Im Test: 16 Schlankheitsmittel, die im Internet mit sehr weitreichenden Wirksamkeitsversprechen beworben wurden. Basis der Auswahl war eine Internetrecherche zu Stichwörtern wie „schnell schlank“, „Abnehmpille“. Exemplarisch ausgewählt wurden Produkte, die über eine deutsch- oder englischsprachige Webseite angeboten wurden und aufgrund der angegebenen Inhaltsstoffe oder beschriebenen Wirkungen gesundheitsrelevant waren. Sie wurden verdeckt im Internet bestellt. Exemplarisch wurde zudem ein rezeptpflichtiges Schlankheitsmittel ohne Rezept online bestellt.
Preise: Kaufpreise ohne Versandkosten.
Erhebungs- und Einkaufszeitraum: Oktober 2006 bis Dezember 2006.

Beurteilung der Produkte

Die Gesundheitsgefährdung wurde nach Auswertung der Kennzeichnung oder der Internetangaben des Anbieters und anhand der angegebenen Zusammensetzung und der Analysen beurteilt. Basis dafür waren gesetzliche Vorschriften und veröffentlichte wissenschaftliche Literatur. Die Kapselfüllmasse wurde durch Wägung ermittelt. Es wurde ein Screening auf pharmakologisch wirksame Substanzen wie Laxantien, Diuretika, Schilddrüsenhormone, Metformin, Koffein, Ephedrin und andere Appetitzügler sowie auf Leitsubstanzen besonders ausgelobter Inhaltsstoffe durchgeführt. Qualitativ erfasste Substanzen wurden quantitativ durch HPLC/DAD oder LC/MS oder GC/MS bestimmt.

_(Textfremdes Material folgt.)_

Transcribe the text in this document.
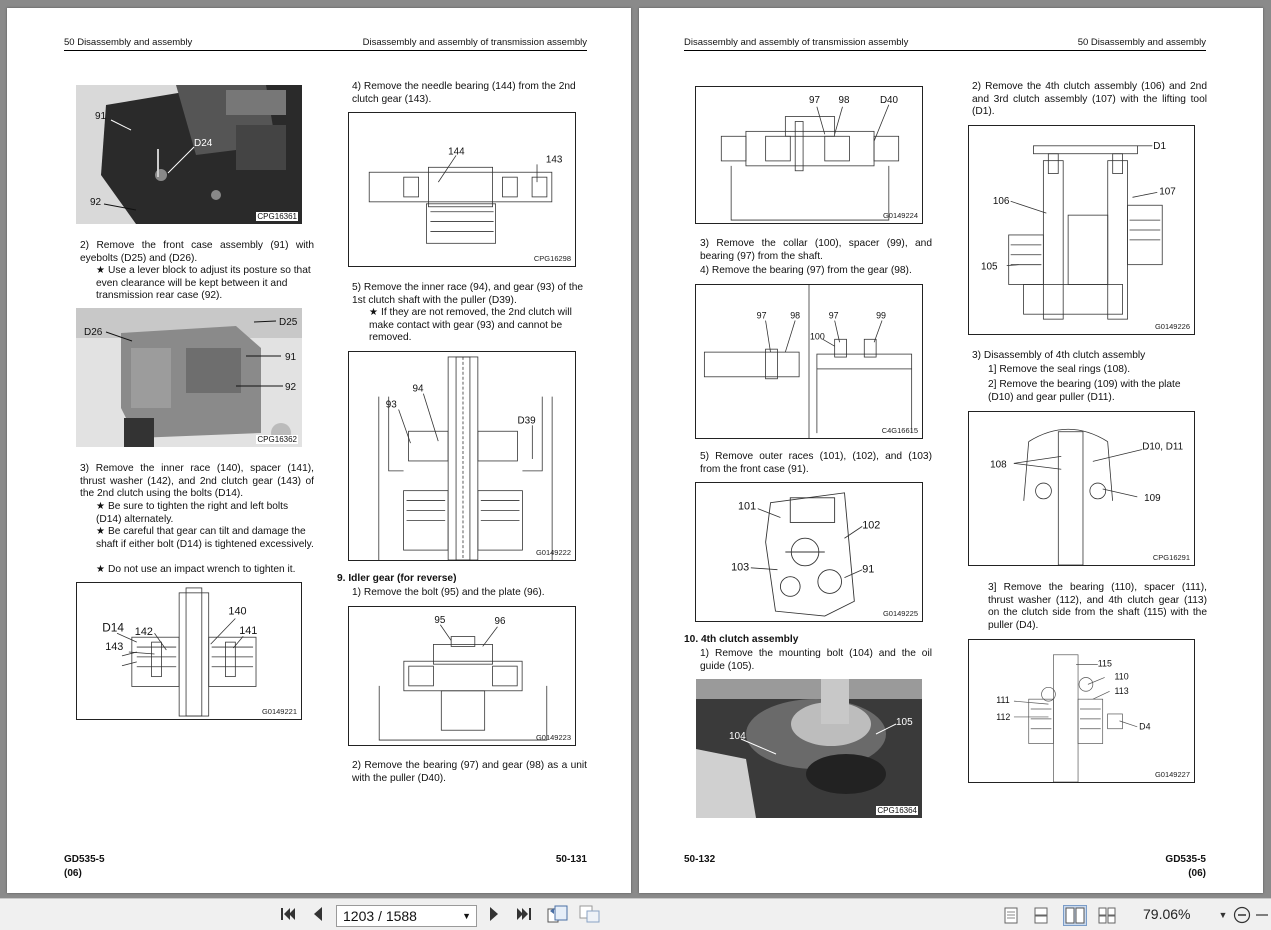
50 Disassembly and assembly	Disassembly and assembly of transmission assembly
91
D24
92
CPG16361
2) Remove the front case assembly (91) with eyebolts (D25) and (D26).
★ Use a lever block to adjust its posture so that even clearance will be kept between it and transmission rear case (92).
D26
D25
91
92
CPG16362
3) Remove the inner race (140), spacer (141), thrust washer (142), and 2nd clutch gear (143) of the 2nd clutch using the bolts (D14).
★ Be sure to tighten the right and left bolts (D14) alternately.
★ Be careful that gear can tilt and damage the shaft if either bolt (D14) is tightened excessively.
★ Do not use an impact wrench to tighten it.
D14 142
140
143
141
G0149221
4) Remove the needle bearing (144) from the 2nd clutch gear (143).
144
143
CPG16298
5) Remove the inner race (94), and gear (93) of the 1st clutch shaft with the puller (D39).
★ If they are not removed, the 2nd clutch will make contact with gear (93) and cannot be removed.
94
93
D39
G0149222
9. Idler gear (for reverse)
1) Remove the bolt (95) and the plate (96).
95	96
G0149223
2) Remove the bearing (97) and gear (98) as a unit with the puller (D40).
GD535-5
(06)
50-131
Disassembly and assembly of transmission assembly	50 Disassembly and assembly
97 98	D40
G0149224
3) Remove the collar (100), spacer (99), and bearing (97) from the shaft.
4) Remove the bearing (97) from the gear (98).
97	98	97	99
100
C4G16615
5) Remove outer races (101), (102), and (103) from the front case (91).
101
102
103	91
G0149225
10. 4th clutch assembly
1) Remove the mounting bolt (104) and the oil guide (105).
104
105
CPG16364
2) Remove the 4th clutch assembly (106) and 2nd and 3rd clutch assembly (107) with the lifting tool (D1).
D1
107
106
105
G0149226
3) Disassembly of 4th clutch assembly
1] Remove the seal rings (108).
2] Remove the bearing (109) with the plate (D10) and gear puller (D11).
D10, D11
108
109
CPG16291
3] Remove the bearing (110), spacer (111), thrust washer (112), and 4th clutch gear (113) on the clutch side from the shaft (115) with the puller (D4).
115
110
113
111
112
D4
G0149227
50-132	GD535-5
(06)
1203 / 1588	▼	79.06%	▼
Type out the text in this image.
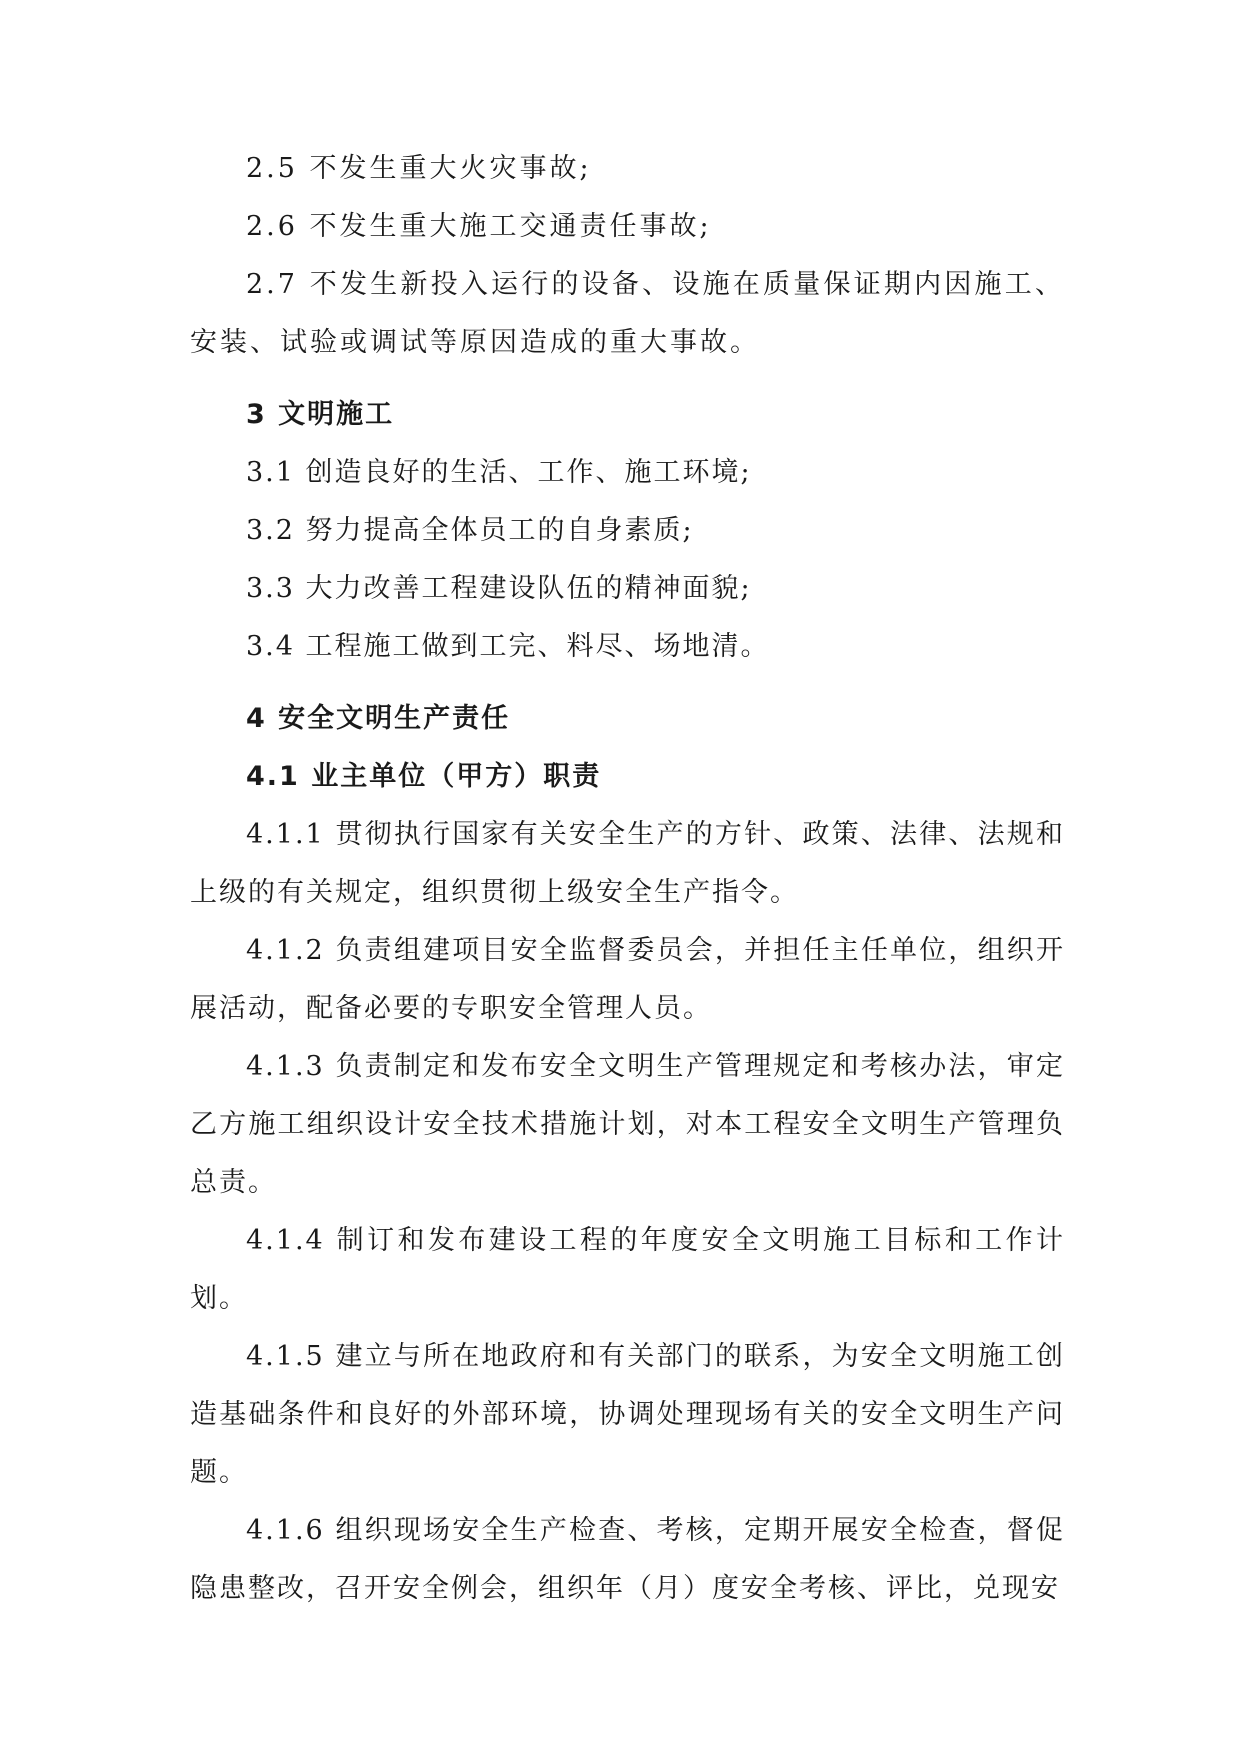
2.5 不发生重大火灾事故;

2.6 不发生重大施工交通责任事故;

2.7 不发生新投入运行的设备、设施在质量保证期内因施工、安装、试验或调试等原因造成的重大事故。

3 文明施工

3.1 创造良好的生活、工作、施工环境;

3.2 努力提高全体员工的自身素质;

3.3 大力改善工程建设队伍的精神面貌;

3.4 工程施工做到工完、料尽、场地清。

4 安全文明生产责任

4.1 业主单位（甲方）职责

4.1.1 贯彻执行国家有关安全生产的方针、政策、法律、法规和上级的有关规定，组织贯彻上级安全生产指令。

4.1.2 负责组建项目安全监督委员会，并担任主任单位，组织开展活动，配备必要的专职安全管理人员。

4.1.3 负责制定和发布安全文明生产管理规定和考核办法，审定乙方施工组织设计安全技术措施计划，对本工程安全文明生产管理负总责。

4.1.4 制订和发布建设工程的年度安全文明施工目标和工作计划。

4.1.5 建立与所在地政府和有关部门的联系，为安全文明施工创造基础条件和良好的外部环境，协调处理现场有关的安全文明生产问题。

4.1.6 组织现场安全生产检查、考核，定期开展安全检查，督促隐患整改，召开安全例会，组织年（月）度安全考核、评比，兑现安
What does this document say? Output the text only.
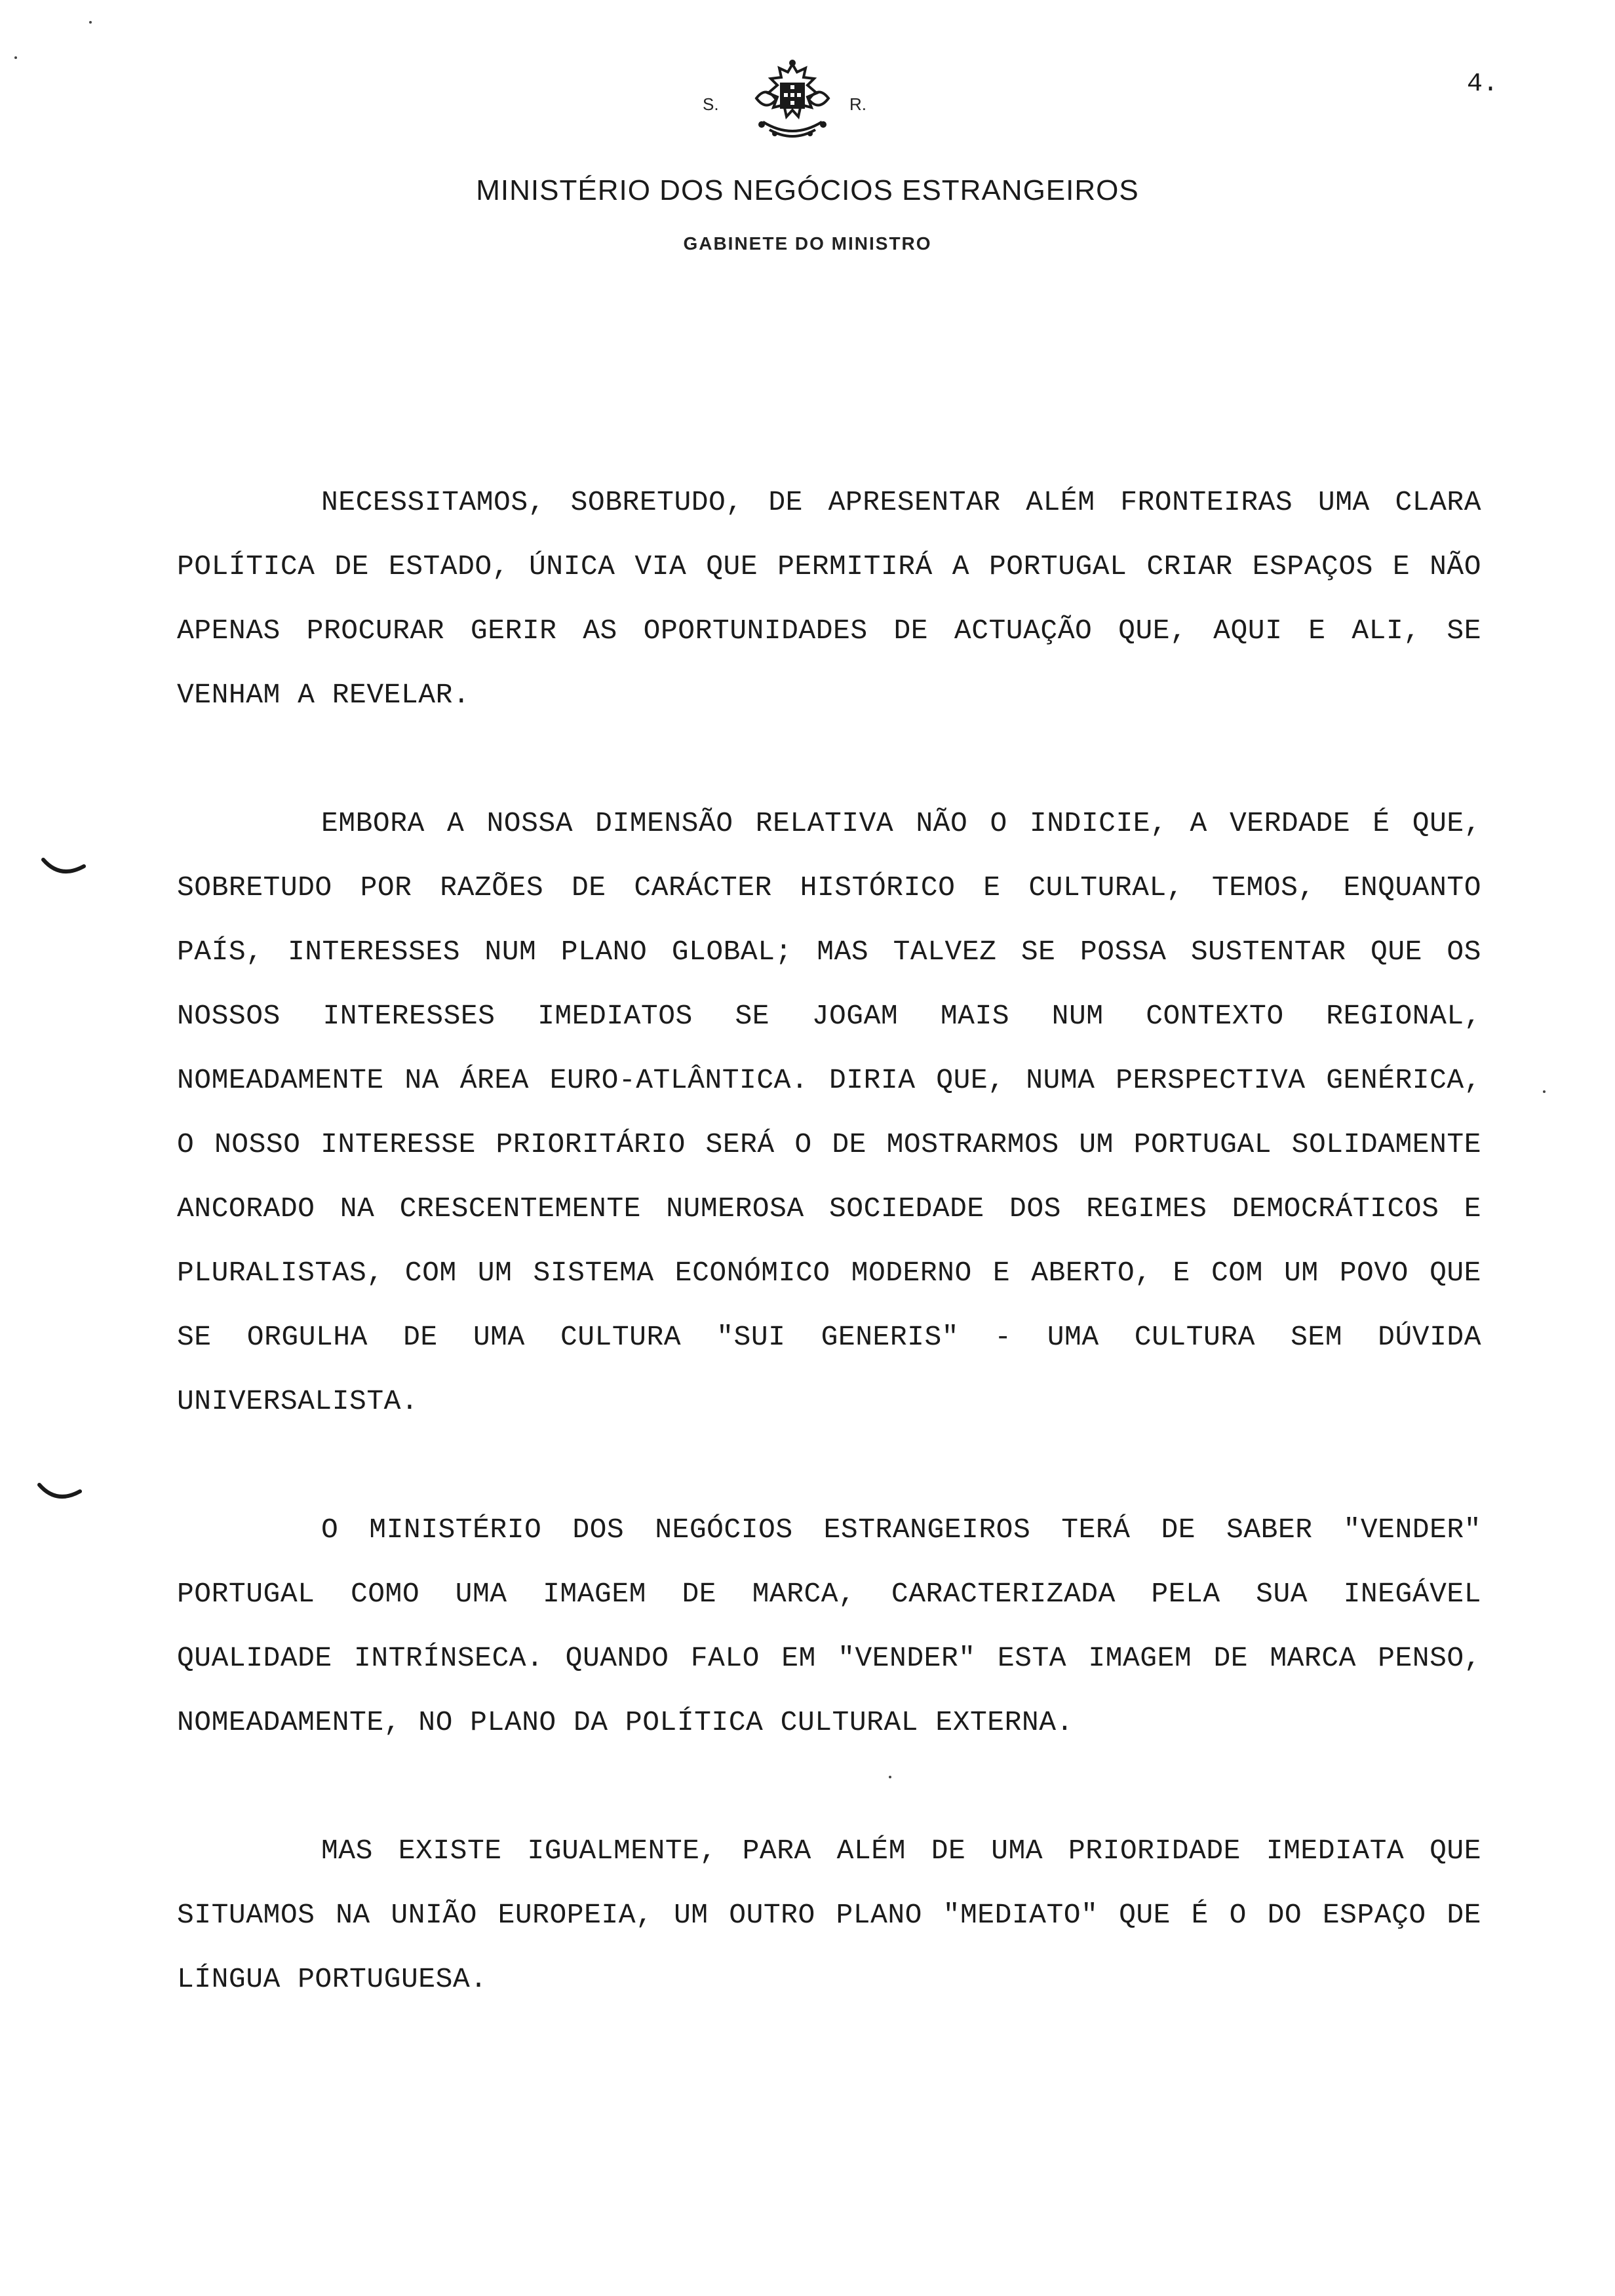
S.	R.
MINISTÉRIO DOS NEGÓCIOS ESTRANGEIROS
GABINETE DO MINISTRO
4.

NECESSITAMOS, SOBRETUDO, DE APRESENTAR ALÉM FRONTEIRAS UMA CLARA POLÍTICA DE ESTADO, ÚNICA VIA QUE PERMITIRÁ A PORTUGAL CRIAR ESPAÇOS E NÃO APENAS PROCURAR GERIR AS OPORTUNIDADES DE ACTUAÇÃO QUE, AQUI E ALI, SE VENHAM A REVELAR.

EMBORA A NOSSA DIMENSÃO RELATIVA NÃO O INDICIE, A VERDADE É QUE, SOBRETUDO POR RAZÕES DE CARÁCTER HISTÓRICO E CULTURAL, TEMOS, ENQUANTO PAÍS, INTERESSES NUM PLANO GLOBAL; MAS TALVEZ SE POSSA SUSTENTAR QUE OS NOSSOS INTERESSES IMEDIATOS SE JOGAM MAIS NUM CONTEXTO REGIONAL, NOMEADAMENTE NA ÁREA EURO-ATLÂNTICA. DIRIA QUE, NUMA PERSPECTIVA GENÉRICA, O NOSSO INTERESSE PRIORITÁRIO SERÁ O DE MOSTRARMOS UM PORTUGAL SOLIDAMENTE ANCORADO NA CRESCENTEMENTE NUMEROSA SOCIEDADE DOS REGIMES DEMOCRÁTICOS E PLURALISTAS, COM UM SISTEMA ECONÓMICO MODERNO E ABERTO, E COM UM POVO QUE SE ORGULHA DE UMA CULTURA "SUI GENERIS" - UMA CULTURA SEM DÚVIDA UNIVERSALISTA.

O MINISTÉRIO DOS NEGÓCIOS ESTRANGEIROS TERÁ DE SABER "VENDER" PORTUGAL COMO UMA IMAGEM DE MARCA, CARACTERIZADA PELA SUA INEGÁVEL QUALIDADE INTRÍNSECA. QUANDO FALO EM "VENDER" ESTA IMAGEM DE MARCA PENSO, NOMEADAMENTE, NO PLANO DA POLÍTICA CULTURAL EXTERNA.

MAS EXISTE IGUALMENTE, PARA ALÉM DE UMA PRIORIDADE IMEDIATA QUE SITUAMOS NA UNIÃO EUROPEIA, UM OUTRO PLANO "MEDIATO" QUE É O DO ESPAÇO DE LÍNGUA PORTUGUESA.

Bewertet wurden zusätzlich zu jedem Produkt Angaben auf den Internet-Bestellseiten, Informationen auf der Verpackung und, wenn vorhanden, auf den Packungsbeilagen.

Irreführende Werbeaussagen wurden durch fünf Experten ausgezählt und nach den dort versprochenen Eigenschaften des Produkts kategorisiert, wie zum Beispiel „Fördert die Gesundheit“.